Saints found all over campus
Letter to the Editor | Monday, January 21, 2008
Like the Church, the Center for Social Concerns is more than a building. The Center is defined primarily by the people who have been making it an active reality for the last 25 years. This year is no different. Although the location is different – behind the Rockne Memorial – the flesh and blood of the Center is every bit as lively as usual. Students are carrying on with regular service locally, nationally and internationally through immersion trips, experiential learning, lectures (like the upcoming presentation by William Joyce Wilson Jan. 27 on poverty and inequality), community work, or coursework toward a Catholic Social Teaching minor. The new site is already abuzz with students registering for spring courses, conferences, spring break trips and other service and educational opportunities.It is fitting, too, that the diverse community that makes the Center for Social Concerns a flesh and blood reality should be christening the new transitional site just as the Holy Cross community (also known as CSC) celebrated the first feast day for its founder, the recently beatified Basil Moreau, on Sunday.
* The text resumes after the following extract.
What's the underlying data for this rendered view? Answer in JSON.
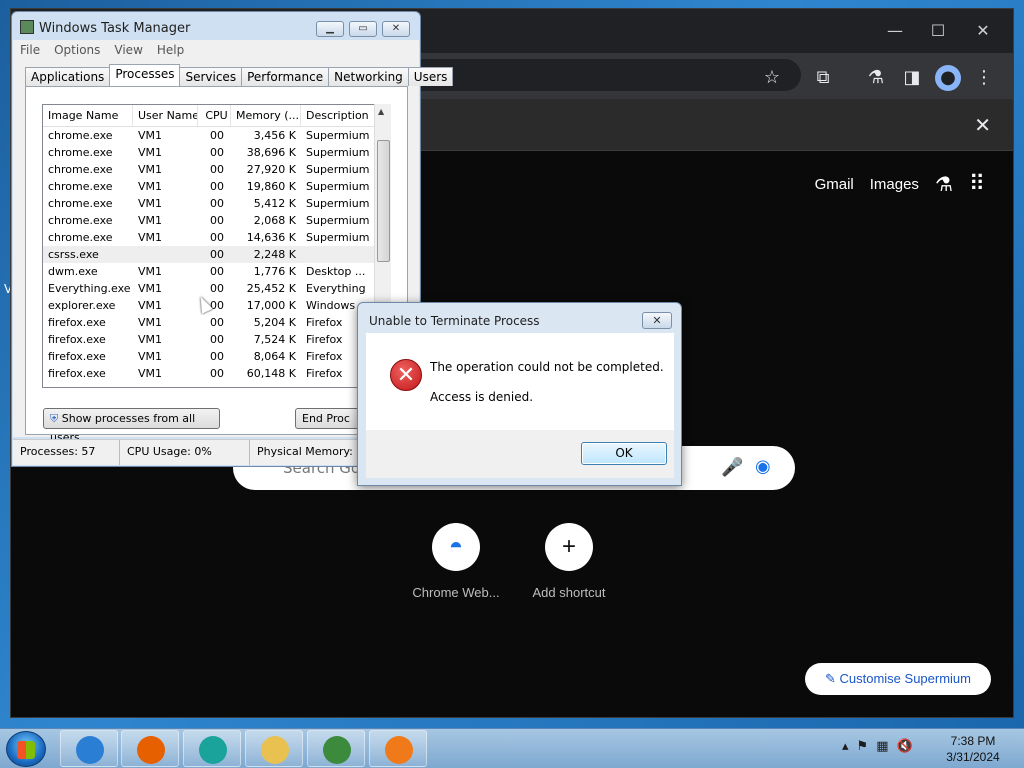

The recent conference at McKenna Hall on saints in the Christian tradition paid great tribute to this essential teaching of the Church.The Catholic Church has traditionally understood itself as a community of saints, some who are listed in the canon because of their martyrdom, miracles and lives of exemplary Christian service and faith. Most saints in this Catholic tradition, however, are less well-known. Certainly it is good to recognize how people like Basil Moreau demonstrate how to live out the loving example of Christ in service and faith, but it is also good to recognize the saints next door, those who show us the love of Christ by taking out our trash, by recycling, by offering a warm greeting on that cold January morning when we need it most, by calling to see if we need a little more money to pay for textbooks this semester.It is this long tradition of serving together, praying together and acting in loving solidarity of our neighbor near and far that provides the flesh and blood of the living Church on earth. You don’t have to go to the Center for Social Concerns to find saints in our midst. If you do come to the new Center site, however, you will likely bump into some extraordinary people.